Synchrony Bank spooked investors this summer when it said it expected loan losses to rise over the next year as more consumers struggle to pay off their credit card balances.

Asset-backed investors appear to have recovered from the fright.

On Wednesday the private-label credit card company priced an upsized $767.1 million offering of notes backed by credit card receivables from its Synchrony Credit Card Master Note Trust. 

The $700 million tranche of class A notes pay 158 baiss points over Libor and the $49.9 million tranche of class B notes pay 191 basis points over Libor, according to a regulatory filing. Both tranches priced near par.

Provisional credit ratings on the notes were in line with deals completed before Synchrony’s warning about deteriorating credit quality in June. The class A notes and class B notes carry similar credit enhancement as the prior 2016 transactions – 27% and 20%, respectively.

In a presale reports, Moody’s Investors Service noted the trust’s recent loan performance is maintaining a lower charge-off rate (6.4%) that in 2014, while 30-plus day delinquencies have been lowered to 2.8% from 3.2% in 2015.

The transaction originally was slated for only $500 million in Class A notes issuance and $47.9 million in Class B. Two additional tranches of notes, $41.1 million in Class C notes and $61.64 million in Class D notes, were not included in the public offering.

Synchrony, the former GE Capital Retail Bank, has had an aggregate credit card portfolio of about $46.7 billion, and has sold private label card receivables of about $13.6 billion tied to 18.4 million customer accounts. The average credit limit is $3,838, with a weighted average age of 144 months.

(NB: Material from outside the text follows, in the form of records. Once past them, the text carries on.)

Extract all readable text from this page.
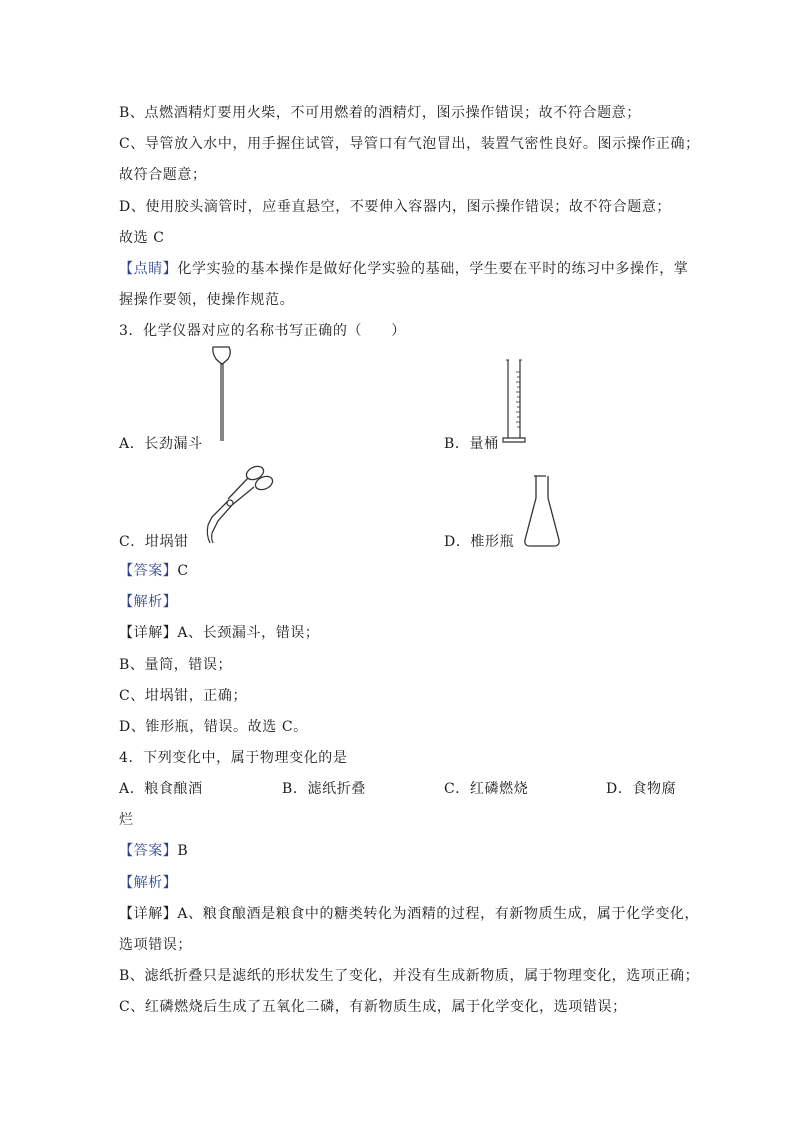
B、点燃酒精灯要用火柴，不可用燃着的酒精灯，图示操作错误；故不符合题意；
C、导管放入水中，用手握住试管，导管口有气泡冒出，装置气密性良好。图示操作正确；
故符合题意；
D、使用胶头滴管时，应垂直悬空，不要伸入容器内，图示操作错误；故不符合题意；
故选 C
【点睛】化学实验的基本操作是做好化学实验的基础，学生要在平时的练习中多操作，掌
握操作要领，使操作规范。
3．化学仪器对应的名称书写正确的（　　）
A．长劲漏斗	B．量桶
C．坩埚钳	D．椎形瓶
【答案】C
【解析】
【详解】A、长颈漏斗，错误；
B、量筒，错误；
C、坩埚钳，正确；
D、锥形瓶，错误。故选 C。
4．下列变化中，属于物理变化的是
A．粮食酿酒	B．滤纸折叠	C．红磷燃烧	D．食物腐
烂
【答案】B
【解析】
【详解】A、粮食酿酒是粮食中的糖类转化为酒精的过程，有新物质生成，属于化学变化，
选项错误；
B、滤纸折叠只是滤纸的形状发生了变化，并没有生成新物质，属于物理变化，选项正确；
C、红磷燃烧后生成了五氧化二磷，有新物质生成，属于化学变化，选项错误；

Moody’s noted that 97.2% of all the accounts are current.

Moody’s noted the low average account balance of loans in the trust – just $759 as of July 31, lower than bank-sponsored card securitization trusts.

One drawback for Synchrony is that it comes up short in credit quality compared to bank sponsors of card ABS trusts, and that Synchrony could be in for difficulty in renewing retail partner partnerships due to its separation last November from GE. Synchrony has a high concentration of card issuances through a small number of major retail clients including Wal-Mart, Sam’s Club, Lowe’s and JCPenney.

More than 23% of the portfolio is comprised of consumers with subprime FICO scores before 660. “This concentration of subprime collateral is larger than the subprime concentration of all of the Big Six group of card issuers,” noted Moody’s.

Lead underwriters on the transaction were Citigroup, RBC Capital Markets and Societe Generale.